April 29, 2025
by Stephen T. Messenger
Everyone needs someone in their corner. Whether a person is thriving or struggling, having someone ready to lift them up can make all the difference. Many people don’t have that kind of support, but we can choose to be it.
At the start of the year, I made a simple goal: “Lift others up.” Four months later, after an honest assessment, I realized I was doing… well, just okay. Looking around at my coworkers and kids, I saw plenty of missed opportunities and moments where a few simple words could have made a huge impact. There’s massive room for improvement, not just for me, but for all of us who want to be encouragers.
This challenge reminds me of a military pop-up target rifle range. On the range, green silhouettes rise behind berms at distances between 25 and 300 meters. The shooter’s task is straightforward: knock the target down in the few seconds before it retracts. Every day around us, good deeds pop up just like those targets. They’re moments waiting to be recognized, yet so many disappear before we fire a compliment.
The true encourager doesn’t let targets pass by. We lock onto the good actions we see, zero in, and take the shot with a sincere word of praise, delivered right on time. It’s our job to become compliment snipers.
Lifting others up doesn’t mean handing out endless praise without accountability. It means helping people achieve their full potential through positive feedback, clear recognition, and genuine encouragement.
The Science of Compliments
Research backs this up. A 2020 study by Erica Boothby and Vanessa Bohns showed that people consistently underestimate the impact of their compliments. Many feel awkward offering praise or fear it’ll come across as insincere. Yet a 2022 University of Pennsylvania study found that the person receiving a compliment feels significantly better than the giver expects, and even more, the giver often walks away feeling more connected, more confident as a leader, and more emotionally intelligent.
In short, a few words of praise offer a huge return for almost no investment.
The Key to Effective Encouragement
If we want to be known as great encouragers, we need to focus on quantity, quality, and timing. Like any good marksman, we have to fire often, aim carefully, and shoot the compliment without hesitation.
Quantity: Praise Often
Early in my Army career, I was taught the phrase accuracy by volume when engaging the real enemy. When it comes to encouragement, the same principle applies. Studies suggest we should strive for at least five positive comments for every correction. If someone is struggling emotionally or behaviorally, that ratio should be even higher. But the real lesson is simple. There’s no limit to positivity.

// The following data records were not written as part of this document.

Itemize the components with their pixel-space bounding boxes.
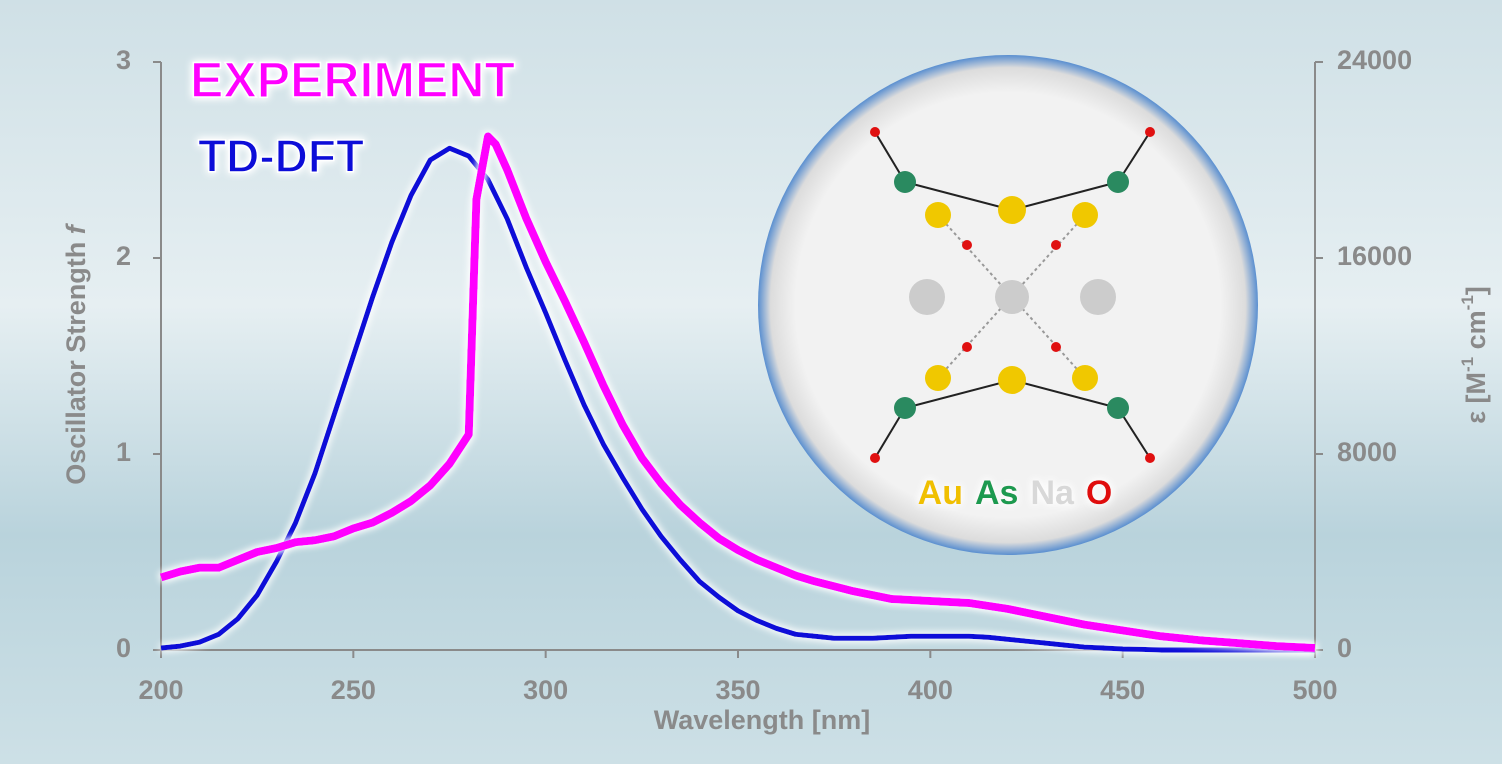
series-line (159, 132, 1316, 653)
inset (758, 55, 1258, 555)
y2-axis-title: ε [M-1 cm-1] (1458, 286, 1491, 424)
x-tick-label: 450 (1100, 675, 1145, 705)
inset-legend-entry: As (975, 474, 1018, 512)
y-tick-label: 2 (116, 241, 131, 271)
y-tick-label: 3 (116, 45, 131, 75)
inset-legend: Au As Na O (918, 474, 1113, 512)
y2-tick-label: 24000 (1337, 45, 1412, 75)
y-tick-label: 0 (116, 633, 131, 663)
x-tick-label: 200 (138, 675, 183, 705)
x-axis-title: Wavelength [nm] (654, 705, 871, 735)
y-axis-title-part: Oscillator Strength (61, 234, 91, 485)
legend-entry: TD-DFT (198, 130, 364, 182)
y2-axis-title-part: cm (1461, 310, 1491, 357)
inset-legend-entry: Na (1030, 474, 1075, 512)
x-tick-label: 300 (523, 675, 568, 705)
y2-tick-label: 0 (1337, 633, 1352, 663)
y2-axis-title-part: -1 (1458, 295, 1477, 310)
inset-legend-entry: O (1086, 474, 1112, 512)
series-line (160, 145, 1315, 653)
x-tick-label: 400 (908, 675, 953, 705)
y2-tick-label: 16000 (1337, 241, 1412, 271)
y2-axis-title-part: ] (1461, 286, 1491, 295)
y-axis-title: Oscillator Strength f (61, 222, 91, 485)
x-tick-label: 250 (331, 675, 376, 705)
y2-axis-title-part: -1 (1458, 357, 1477, 372)
atoms (870, 127, 1155, 463)
y-axis-title-part: f (61, 222, 91, 234)
y-tick-label: 1 (116, 437, 131, 467)
inset-legend-entry: Au (918, 474, 963, 512)
legend-entry: EXPERIMENT (190, 52, 515, 108)
y2-axis-title-part: ε [M (1461, 372, 1491, 424)
y2-tick-label: 8000 (1337, 437, 1397, 467)
x-tick-label: 350 (715, 675, 760, 705)
x-tick-label: 500 (1292, 675, 1337, 705)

Bonds in marriage, family, teams, and leadership all strengthen when positive reinforcement is frequent and sincere. Look around throughout the day and we’ll see a hundred small targets pop up. Fire often.
Quality: Be Specific
As one of my marksmanship instructors used to say, “Aim center of mass and hit your target.” Once we’re firing more compliments, we need to make sure they hit home. Saying “good job” is fine, but it doesn’t tell the person what they did right or why it mattered.
The Army’s resiliency training has a module called effective praise, which encourages us to name the action and tie it to a real result. It shows that we see them, we recognize their effort, and we appreciate what they bring to the team. Specificity makes the compliment feel real, and it builds real momentum.
Timeliness: Fire Now
On a pop-up range, you have only a few seconds to fire before the target disappears. The same goes for encouragement. If you delay too long, the moment fades.

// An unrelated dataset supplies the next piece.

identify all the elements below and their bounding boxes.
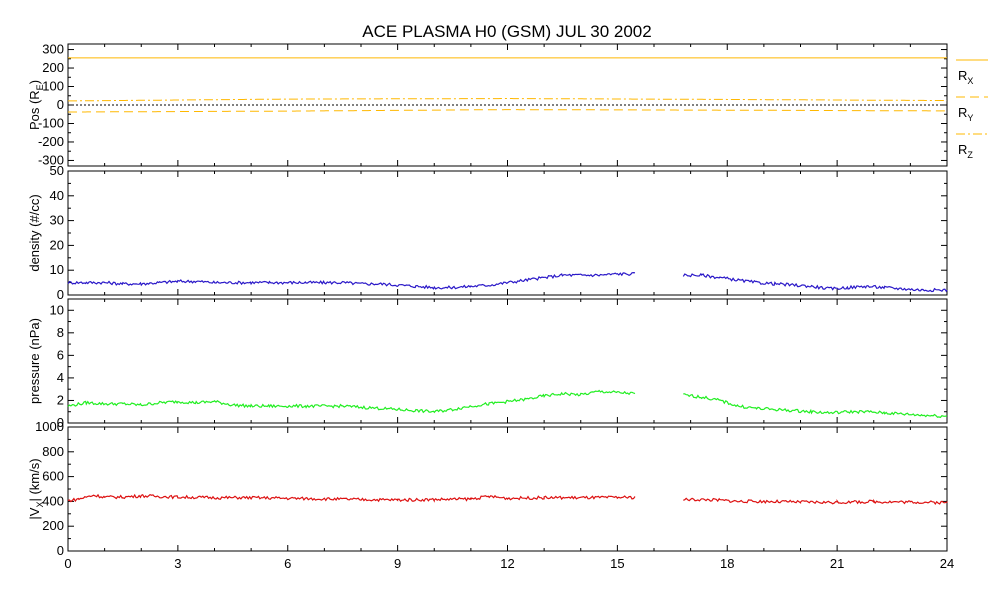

I once heard a pastor say that when it comes to marriage, if you see your spouse doing something good, say it right then. If you think of something you admire, express it. That advice applies to everyone. When we see someone doing something admirable, we should engage right away. Take the shot. Then look for the next target.
Keep It Real
Above all, compliments must be sincere. Empty flattery is easy to spot and leaves people feeling patronized. The best compliments start by noticing a real behavior or effort that aligns with our values. Then we reflect on why that action stood out to us.
When we deliver it, we keep it simple and specific. We don’t need flowery speeches; just a clear statement, given with authenticity and respect, can hit harder than any grand gesture.
Raising the Bar
If we want to become known as encouragers, it’s going to take effort and attention. The good news is, it’s the kind of work that’s enjoyable, fulfilling, and welcomed by everyone around us.
The world is full of small victories waiting to be recognized. Every day, targets are popping up. It’s up to us to stay alert, take aim, and lift people up with our words.
The range is live. The targets are waiting. Time to fire.